Figure 6 also demonstrates numerical simulations of the transmittance for microstructures with different morphology. For that, a commercially available finite element modeling package was used. The modeling setup was a three-dimensional domain with an emitter port and a receiver port, with a single microcavity placed in between. A more detailed description of the setup can be found in our previous work18.

The before-etch ARM transmittance was simulated with the following morphological parameters: period of 2.3 µm, height of 3.7 µm, and fill factor of 0.75. The transmittance in the 6.5–9 µm range for the real ARM is higher due to imperfections in the \(\lambda /4\) layer which results in smaller-amplitude modulations.

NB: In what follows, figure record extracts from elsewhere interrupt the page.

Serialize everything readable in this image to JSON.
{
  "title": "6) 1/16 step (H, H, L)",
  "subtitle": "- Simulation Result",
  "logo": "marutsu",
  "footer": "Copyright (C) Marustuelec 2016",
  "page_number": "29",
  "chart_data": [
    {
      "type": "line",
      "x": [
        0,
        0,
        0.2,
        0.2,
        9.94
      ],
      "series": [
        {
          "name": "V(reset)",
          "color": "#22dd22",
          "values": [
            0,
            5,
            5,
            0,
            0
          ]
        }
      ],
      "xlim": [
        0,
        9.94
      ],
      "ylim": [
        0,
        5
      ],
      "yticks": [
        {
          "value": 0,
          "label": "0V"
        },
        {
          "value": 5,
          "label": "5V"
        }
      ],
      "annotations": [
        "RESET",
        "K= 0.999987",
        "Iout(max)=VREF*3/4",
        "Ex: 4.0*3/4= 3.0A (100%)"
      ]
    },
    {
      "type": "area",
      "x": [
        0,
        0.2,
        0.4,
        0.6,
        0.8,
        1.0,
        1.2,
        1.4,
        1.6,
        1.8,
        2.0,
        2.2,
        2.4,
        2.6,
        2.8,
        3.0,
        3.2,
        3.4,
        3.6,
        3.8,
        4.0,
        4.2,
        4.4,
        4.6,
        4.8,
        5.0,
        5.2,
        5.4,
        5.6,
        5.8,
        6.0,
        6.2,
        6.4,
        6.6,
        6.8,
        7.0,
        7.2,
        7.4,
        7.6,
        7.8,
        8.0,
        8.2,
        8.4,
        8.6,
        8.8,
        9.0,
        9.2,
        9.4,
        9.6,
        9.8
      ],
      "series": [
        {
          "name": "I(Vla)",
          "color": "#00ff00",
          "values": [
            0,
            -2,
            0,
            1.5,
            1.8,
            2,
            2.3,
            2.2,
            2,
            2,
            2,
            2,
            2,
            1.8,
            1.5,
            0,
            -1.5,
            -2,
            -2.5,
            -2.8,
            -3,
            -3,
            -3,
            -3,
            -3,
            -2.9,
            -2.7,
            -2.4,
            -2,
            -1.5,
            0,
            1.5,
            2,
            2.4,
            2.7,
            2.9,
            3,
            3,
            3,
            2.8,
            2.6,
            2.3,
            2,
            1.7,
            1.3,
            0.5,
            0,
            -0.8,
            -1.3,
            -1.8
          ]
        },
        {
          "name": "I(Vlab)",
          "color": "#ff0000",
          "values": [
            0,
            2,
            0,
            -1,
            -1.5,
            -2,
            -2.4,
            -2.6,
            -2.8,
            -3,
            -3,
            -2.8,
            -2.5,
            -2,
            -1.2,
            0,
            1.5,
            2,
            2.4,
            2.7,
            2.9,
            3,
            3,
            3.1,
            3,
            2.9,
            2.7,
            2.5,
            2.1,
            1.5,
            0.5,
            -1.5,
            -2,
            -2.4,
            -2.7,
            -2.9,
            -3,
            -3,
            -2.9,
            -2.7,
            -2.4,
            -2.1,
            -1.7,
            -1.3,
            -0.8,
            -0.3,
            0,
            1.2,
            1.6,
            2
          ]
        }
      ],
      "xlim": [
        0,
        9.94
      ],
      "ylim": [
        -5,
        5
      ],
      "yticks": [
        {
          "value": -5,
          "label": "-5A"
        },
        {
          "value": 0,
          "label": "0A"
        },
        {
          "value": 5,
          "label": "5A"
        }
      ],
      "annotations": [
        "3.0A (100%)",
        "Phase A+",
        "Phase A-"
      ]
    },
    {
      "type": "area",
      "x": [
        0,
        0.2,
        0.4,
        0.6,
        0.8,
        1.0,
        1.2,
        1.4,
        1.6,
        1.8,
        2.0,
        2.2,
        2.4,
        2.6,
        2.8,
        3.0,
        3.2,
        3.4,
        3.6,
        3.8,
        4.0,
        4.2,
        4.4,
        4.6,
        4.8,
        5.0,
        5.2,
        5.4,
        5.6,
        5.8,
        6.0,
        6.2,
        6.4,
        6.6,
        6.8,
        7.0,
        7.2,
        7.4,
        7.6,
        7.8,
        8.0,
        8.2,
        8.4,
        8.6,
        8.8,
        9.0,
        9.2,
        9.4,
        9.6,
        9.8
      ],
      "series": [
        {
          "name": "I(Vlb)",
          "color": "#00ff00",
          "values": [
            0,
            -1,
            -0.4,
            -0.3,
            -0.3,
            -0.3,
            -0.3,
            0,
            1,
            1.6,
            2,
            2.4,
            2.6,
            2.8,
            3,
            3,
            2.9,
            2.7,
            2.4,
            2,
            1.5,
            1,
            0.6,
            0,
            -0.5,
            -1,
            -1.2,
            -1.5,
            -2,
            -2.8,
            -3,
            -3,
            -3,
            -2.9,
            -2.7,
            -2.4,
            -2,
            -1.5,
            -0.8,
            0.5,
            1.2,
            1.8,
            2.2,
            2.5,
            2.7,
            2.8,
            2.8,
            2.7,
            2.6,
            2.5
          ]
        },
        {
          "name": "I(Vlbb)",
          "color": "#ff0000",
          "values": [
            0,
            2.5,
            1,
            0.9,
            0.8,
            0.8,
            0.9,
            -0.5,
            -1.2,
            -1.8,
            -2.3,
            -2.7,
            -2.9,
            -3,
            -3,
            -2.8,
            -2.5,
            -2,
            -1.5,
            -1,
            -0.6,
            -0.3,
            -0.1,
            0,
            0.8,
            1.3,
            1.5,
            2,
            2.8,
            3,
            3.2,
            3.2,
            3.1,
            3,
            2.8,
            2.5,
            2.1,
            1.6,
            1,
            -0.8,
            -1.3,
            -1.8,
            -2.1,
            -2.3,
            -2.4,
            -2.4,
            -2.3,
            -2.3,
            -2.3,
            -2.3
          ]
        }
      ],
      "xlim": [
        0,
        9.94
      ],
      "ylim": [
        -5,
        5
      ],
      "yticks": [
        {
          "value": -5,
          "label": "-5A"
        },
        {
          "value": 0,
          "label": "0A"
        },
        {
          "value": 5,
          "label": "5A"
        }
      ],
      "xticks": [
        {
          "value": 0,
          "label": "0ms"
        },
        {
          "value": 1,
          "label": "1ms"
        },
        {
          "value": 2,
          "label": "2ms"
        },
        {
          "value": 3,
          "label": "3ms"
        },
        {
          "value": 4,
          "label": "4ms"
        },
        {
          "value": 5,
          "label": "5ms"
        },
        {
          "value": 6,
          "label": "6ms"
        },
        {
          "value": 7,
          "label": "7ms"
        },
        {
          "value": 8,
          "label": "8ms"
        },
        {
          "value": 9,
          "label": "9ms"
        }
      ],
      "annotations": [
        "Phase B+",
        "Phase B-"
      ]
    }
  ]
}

The after-etch ARM transmittance was simulated with the following morphological parameters: period of 2.3 µm, height of 3 µm, and fill factor of 0.86. The transmittance peaks at 7 and 16 µm correspond to the measured transmittance peaks. This means that the height of the equivalent \(\lambda /4\) layer decreased after etching, therefore shifting the peaks towards shorter wavelengths. Additionally, the fill factor increased significantly, resulting in higher overall transmittance values. However, the transmittance in the short-wavelength range (4–6 µm) for the measured ARM is smaller than for the modeled one. This can be explained by diffraction and scattering that occur at shorter wavelengths due to the residual material created by wet chemical etching (Fig. 3d).

Conclusion

In this work, we demonstrated an approach for ARM fabrication in the mid-IR, involving multipulse femtosecond laser ablation followed by wet chemical etching. This allowed to increase the average transmittance in the 6–18 µm wavelength range from 83.5% for the untreated surface to 93.2% for the ARM-treated surface, providing a maximum transmittance of 98% at 16 µm. This can be used for high-power parametric systems in the mid- and far-IR.

In our future work, we plan to investigate the use of higher-frequency ultrasound for Se film removal, as well as etching in CS\({_2}\) solution. This might help increase the transmittance of the fabricated ARM even more.